When Chilcutt arrived at Meldrum’s ISU office, Meldrum took him to the lab where the print casts were and went back to his office. “I totally let him go, without giving him any background or my opinion as to any of (the casts),” Meldrum says. “I wanted him to judge it purely on what he was seeing.”
What Chilcutt found floored him. Three of the castings he examined — out of more than 100 over that day and the next two — were clearly from the same foot. “They were definitely non-human,” he says, but “had all the characteristics of dermal ridges.”
The foot had some scarring on the bottom of the foot. “Any fingerprint expert knows,” Chilcutt says, “when the wound heals, the (dermal) ridges curl inward toward the cut.” Upon close examination of the dermal ridges on the bottom of one of the casts, he says, “No question about it: They were curling back in.”

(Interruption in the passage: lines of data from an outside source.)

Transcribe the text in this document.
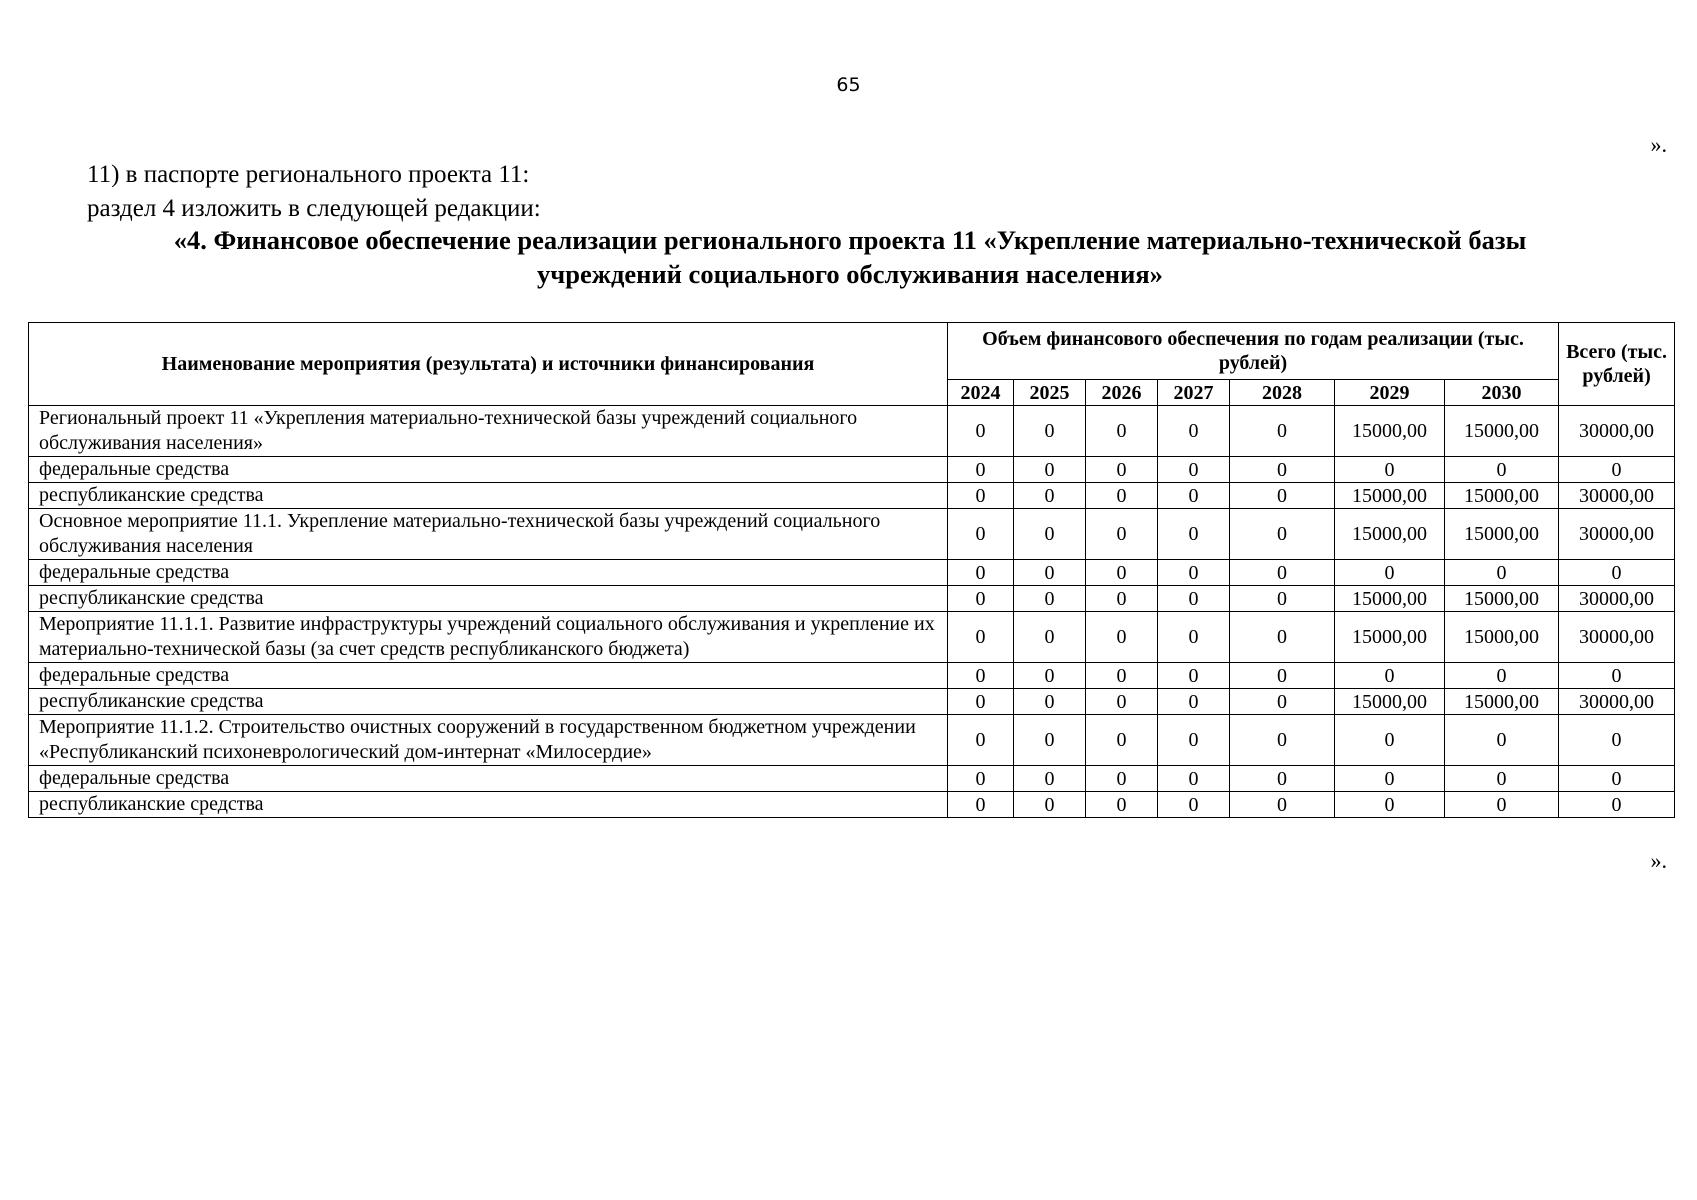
65
».
11) в паспорте регионального проекта 11:
раздел 4 изложить в следующей редакции:
«4. Финансовое обеспечение реализации регионального проекта 11 «Укрепление материально-технической базы
учреждений социального обслуживания населения»
Наименование мероприятия (результата) и источники финансирования	Объем финансового обеспечения по годам реализации (тыс. рублей)							Всего (тыс. рублей)
	2024	2025	2026	2027	2028	2029	2030	
Региональный проект 11 «Укрепления материально-технической базы учреждений социального обслуживания населения»	0	0	0	0	0	15000,00	15000,00	30000,00
федеральные средства	0	0	0	0	0	0	0	0
республиканские средства	0	0	0	0	0	15000,00	15000,00	30000,00
Основное мероприятие 11.1. Укрепление материально-технической базы учреждений социального обслуживания населения	0	0	0	0	0	15000,00	15000,00	30000,00
федеральные средства	0	0	0	0	0	0	0	0
республиканские средства	0	0	0	0	0	15000,00	15000,00	30000,00
Мероприятие 11.1.1. Развитие инфраструктуры учреждений социального обслуживания и укрепление их материально-технической базы (за счет средств республиканского бюджета)	0	0	0	0	0	15000,00	15000,00	30000,00
федеральные средства	0	0	0	0	0	0	0	0
республиканские средства	0	0	0	0	0	15000,00	15000,00	30000,00
Мероприятие 11.1.2. Строительство очистных сооружений в государственном бюджетном учреждении «Республиканский психоневрологический дом-интернат «Милосердие»	0	0	0	0	0	0	0	0
федеральные средства	0	0	0	0	0	0	0	0
республиканские средства	0	0	0	0	0	0	0	0
».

That particular aspect, Chilcutt says, “would be very, very difficult to fake” — requiring both an extensive background in anatomy and anthropology but also the resources to pull off the hoax.
Chilcutt’s conclusion: The prints were not fakes.
Asked if it was difficult to accept what a week earlier he would have considered laughable, Chilcutt says no.
“Any forensic person, any CSI guy, they look for the facts. It is what it is,” he says. “Whether it helps the defense or the prosecution, it doesn’t matter. And when I looked at the prints, there it was.
“We’ve got some kind of primate out there. Non-human.”